By co-founding the first statewide Internet-based network and co-founding one of the first two commercial Internet Service Providers (ISPs), William “Bill” Schrader paved the way for widespread Internet use in America.
Schrader got his start in computing as the co-founder of the Cornell Theory Center, at his alma mater, Cornell University. The first non-classified supercomputing system in the United States, the Cornell Theory Center was proposed as one of five National Science Foundation (NSF) supercomputing centers that would allow academic researchers to connect with each other more quickly and easily across the largest non-commercial network at that time. To build the nationwide network, in 1986, Schrader led the effort to procure funding for and to implement the interim NSFNET backbone, the infrastructure necessary for the system.
While undertaking this work, Schrader saw the opportunity to use the NSFNET to connect computers throughout New York State. Schrader sought to build a network that would link New York’s academic, business and government labs via high-speed data communications. The result was NYSERNet, a first-of-its-kind project connecting computer centers, libraries, and health institutions with each other and with the NSFNET and the ARPANET. Other regional NSFNET networks soon followed the model Schrader had created.
Such a broad network required new technology tools to function. Under Schrader’s leadership, NYSERNet employees created the simple network management protocol (SNMP) to monitor and manage network devices. The tool is still used to monitor network performance.
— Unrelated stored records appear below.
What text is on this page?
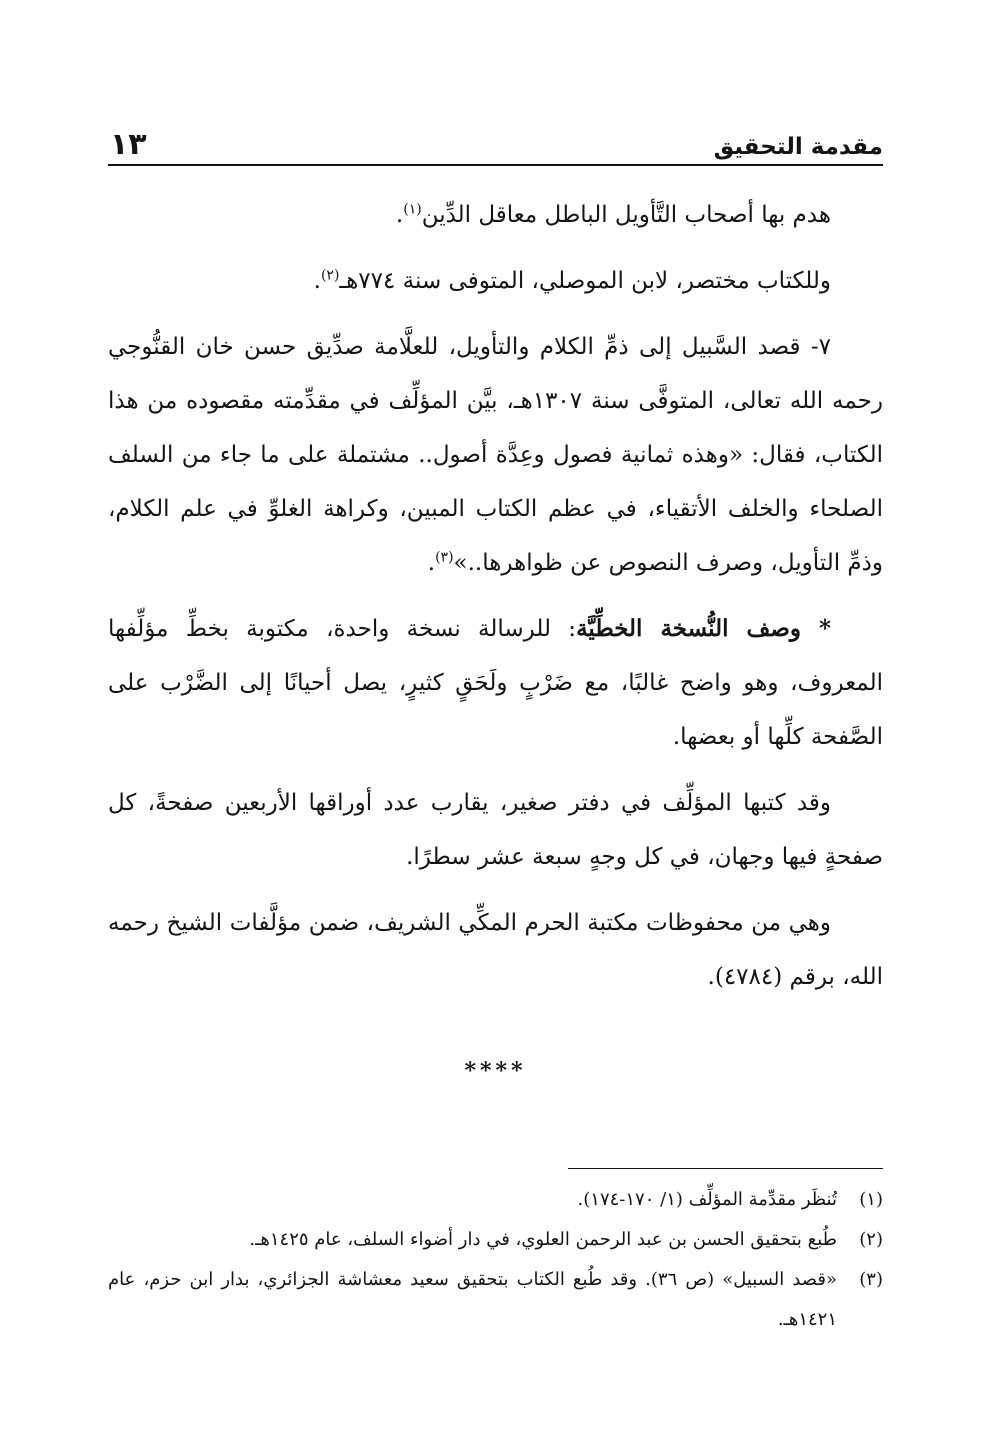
مقدمة التحقيق
١٣

هدم بها أصحاب التَّأويل الباطل معاقل الدِّين$^{(١)}$.

وللكتاب مختصر، لابن الموصلي، المتوفى سنة ٧٧٤هـ$^{(٢)}$.

٧- قصد السَّبيل إلى ذمِّ الكلام والتأويل، للعلَّامة صدِّيق حسن خان القنُّوجي رحمه الله تعالى، المتوفَّى سنة ١٣٠٧هـ، بيَّن المؤلِّف في مقدِّمته مقصوده من هذا الكتاب، فقال: «وهذه ثمانية فصول وعِدَّة أصول.. مشتملة على ما جاء من السلف الصلحاء والخلف الأتقياء، في عظم الكتاب المبين، وكراهة الغلوِّ في علم الكلام، وذمِّ التأويل، وصرف النصوص عن ظواهرها..»$^{(٣)}$.

* وصف النُّسخة الخطِّيَّة: للرسالة نسخة واحدة، مكتوبة بخطِّ مؤلِّفها المعروف، وهو واضح غالبًا، مع ضَرْبٍ ولَحَقٍ كثيرٍ، يصل أحيانًا إلى الضَّرْب على الصَّفحة كلِّها أو بعضها.

وقد كتبها المؤلِّف في دفتر صغير، يقارب عدد أوراقها الأربعين صفحةً، كل صفحةٍ فيها وجهان، في كل وجهٍ سبعة عشر سطرًا.

وهي من محفوظات مكتبة الحرم المكِّي الشريف، ضمن مؤلَّفات الشيخ رحمه الله، برقم (٤٧٨٤).

****
(١)
تُنظَر مقدِّمة المؤلِّف (١/ ١٧٠-١٧٤).
(٢)
طُبع بتحقيق الحسن بن عبد الرحمن العلوي، في دار أضواء السلف، عام ١٤٢٥هـ.
(٣)
«قصد السبيل» (ص ٣٦). وقد طُبع الكتاب بتحقيق سعيد معشاشة الجزائري، بدار ابن حزم، عام ١٤٢١هـ.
While leading NYSERNet, Schrader co-founded the Northeast Parallel Architectures Center (NPAC), a DARPA-funded organization based at Syracuse University. NPAC researched and then operated a network of massively parallel supercomputers combining their problem-solving power to support university, corporate, and government researchers. Schrader guided NPAC to a computing contract with DARPA to buy, install, and test internetworked computers at military bases, the first agreement of its kind and another model set by Schrader that others would soon follow.
This quick succession of successful networking projects gave Schrader deep insights into how to build large technology organizations from the ground up. It also provided him with a unique perspective on the future of the Internet. In 1989, Schrader founded a commercial Internet service provider, PSINet. PSINet quickly grew to be the first global commercial ISP, altering the notion of the Internet as a research and military tool into that of a system for any person or business who had access to a computer. Because PSINet’s ambitions would require that the Internet have faster connections, Schrader advocated for and helped convince telephone companies to change from the older circuit-switching technology to TCP/IP connections, a change that increased the speed of Internet connection worldwide.
At its peak, PSINet operated with 10,000 employees in 30 countries in Europe, Asia and Latin America, managing a global network of fiber optic connections. While most of the customer base was commercial, PSINet continued to work for the government, including providing connectivity to the United States military during the first phase of the Gulf War in 1990.
With entrepreneurial zeal, negotiation prowess, and technology know-how, Schrader has been instrumental in growing small regional research networks into a system that connects humans and commerce all over the world.